First, I want to touch on social costs. In the Bill that was presented to this House in March this year by the Labour Administration there was reference to a sliding scale of two-thirds’ social costs being borne by the Government, one-half in the second year and one-third in the third year. I would argue that the Bill should go further. It should indeed be talking about social costs being borne in full by the Government of the day. The reason is obvious. It seems to me that the banker in Bournemouth should rightly pay as much in contribution to the consequences of the nation shutting pits as the back-ripper in Bolsover. Unless it is fully borne by the Government, the back-ripper in Bolsover will pay more than his fair share in the social costs of the industry.
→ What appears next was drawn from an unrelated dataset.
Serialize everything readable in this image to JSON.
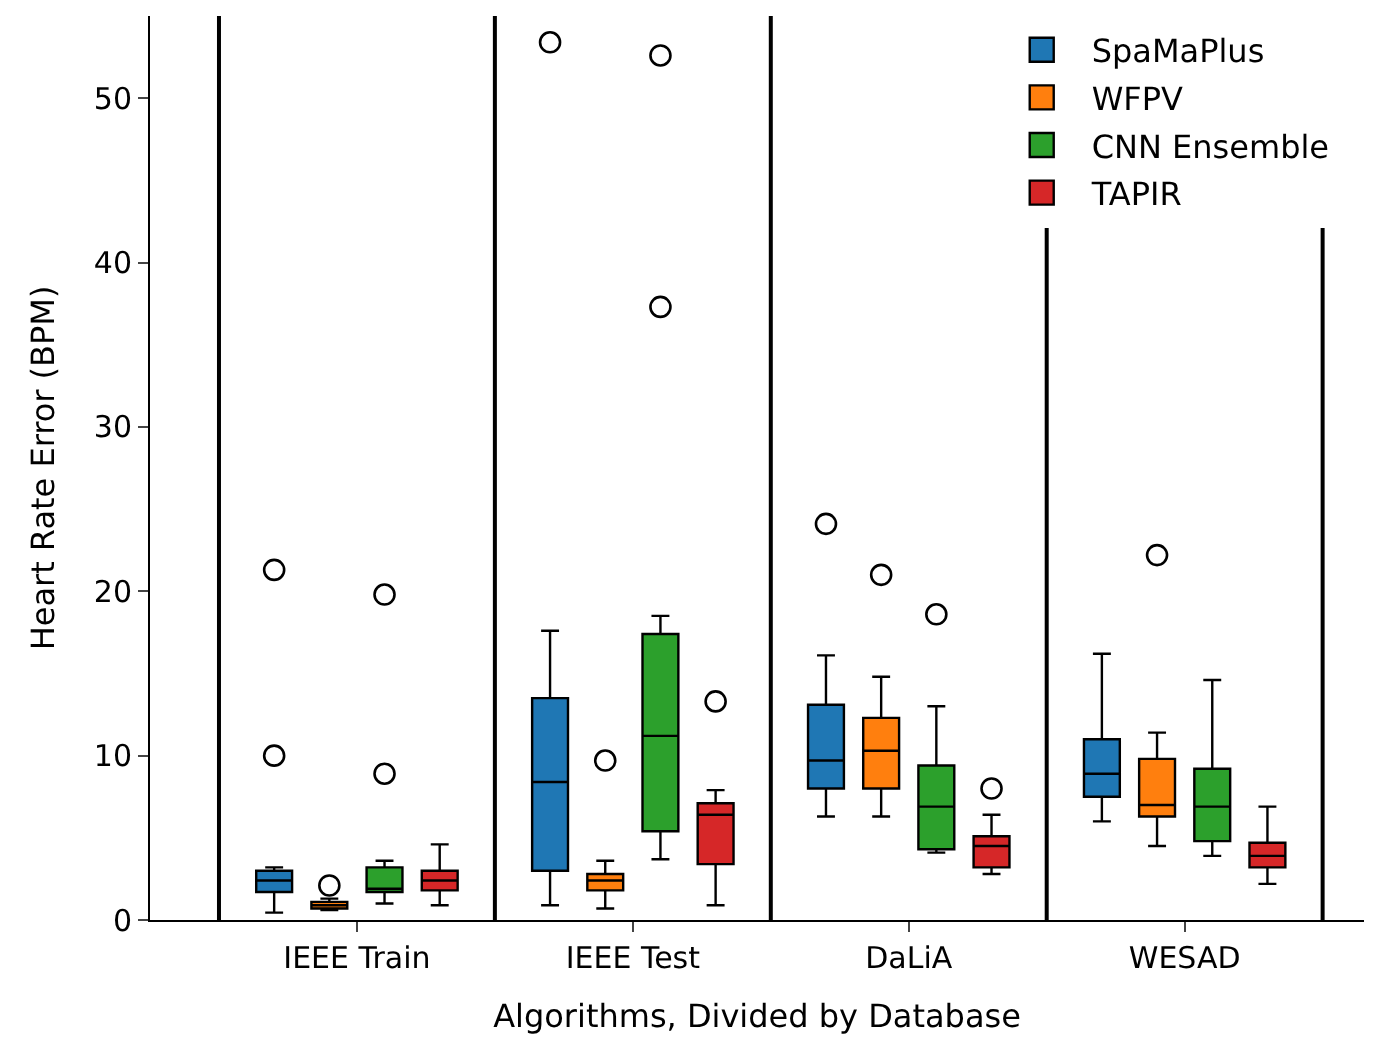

The second point in this social question concerns redundancy pay. The wage-related benefits introduced by the Coal Industry Act, 1967 have now expired so far as some miners are concerned. There are miners aged 58 and over throughout the coalfields who are beginning to become excluded from the wage-related benefits and are falling back on unemployment pay. I do not think that there has been any suggestion for cutting that. However, it will mean £8 2s. Therefore, I am arguing, as some of my hon. Friends argued with the previous Labour Administration, that there is a real necessity to see that the social benefits are continued over and above the three years until the men get jobs, which is unlikely, or until they reach the age of 65. It can usefully be argued that one of the reasons why the Bill was to some extent delayed was that these representations were being made by some of my hon. Friends. I suggest, therefore, that this is taken into account when the Bill is introduced.
The third point which comes within the social question as a result of pit closures concerns the provision of alternative industries. My opinion is that, as a result of the Chancellor’s statement on Tuesday, far from seeing more alternative industries being directed or, shall we say, finding themselves within the development regions, which are generally consistent with the coalfields, we shall see fewer. Nevertheless, I suppose that it is my job as the representative of my constituents in Bolsover, who have seen a few pit closures, to put it to the Government that they should do something about the situation.
The worst blow of all to the miners—and this, too, was referred to by my hon. Friend the Member for Ebbw Vale—occurred on Tuesday when the Chancellor of the Exchequer struck what I considered to be a savage blow against the miners in particular. I refer to the three waiting days provision. The statistics in the National Coal Board’s Report for the financial year ended 31st March 1970 show that there were 110,000 accidents in the industry during the previous 12 months. Of those, several hundred were reportable accidents, which meant that they represented broken limbs, broken arms, and, indeed, legs being removed. Despite all that, on Tuesday we heard of the appalling announcement that a miner disabled in an accident, or a miner with dust-filled lungs, will find that when he goes off sick or injured he will lose half the benefits that he now receives, and that is more than equal to the £5 wage claim which the miners have put in.
If there is industrial peace in the coalfields this winter it will not be due to the efforts of the Chairman of the Coal Board, or because of the manipulations of the Tory Government. They will not have earned it, and in my view they do not deserve it.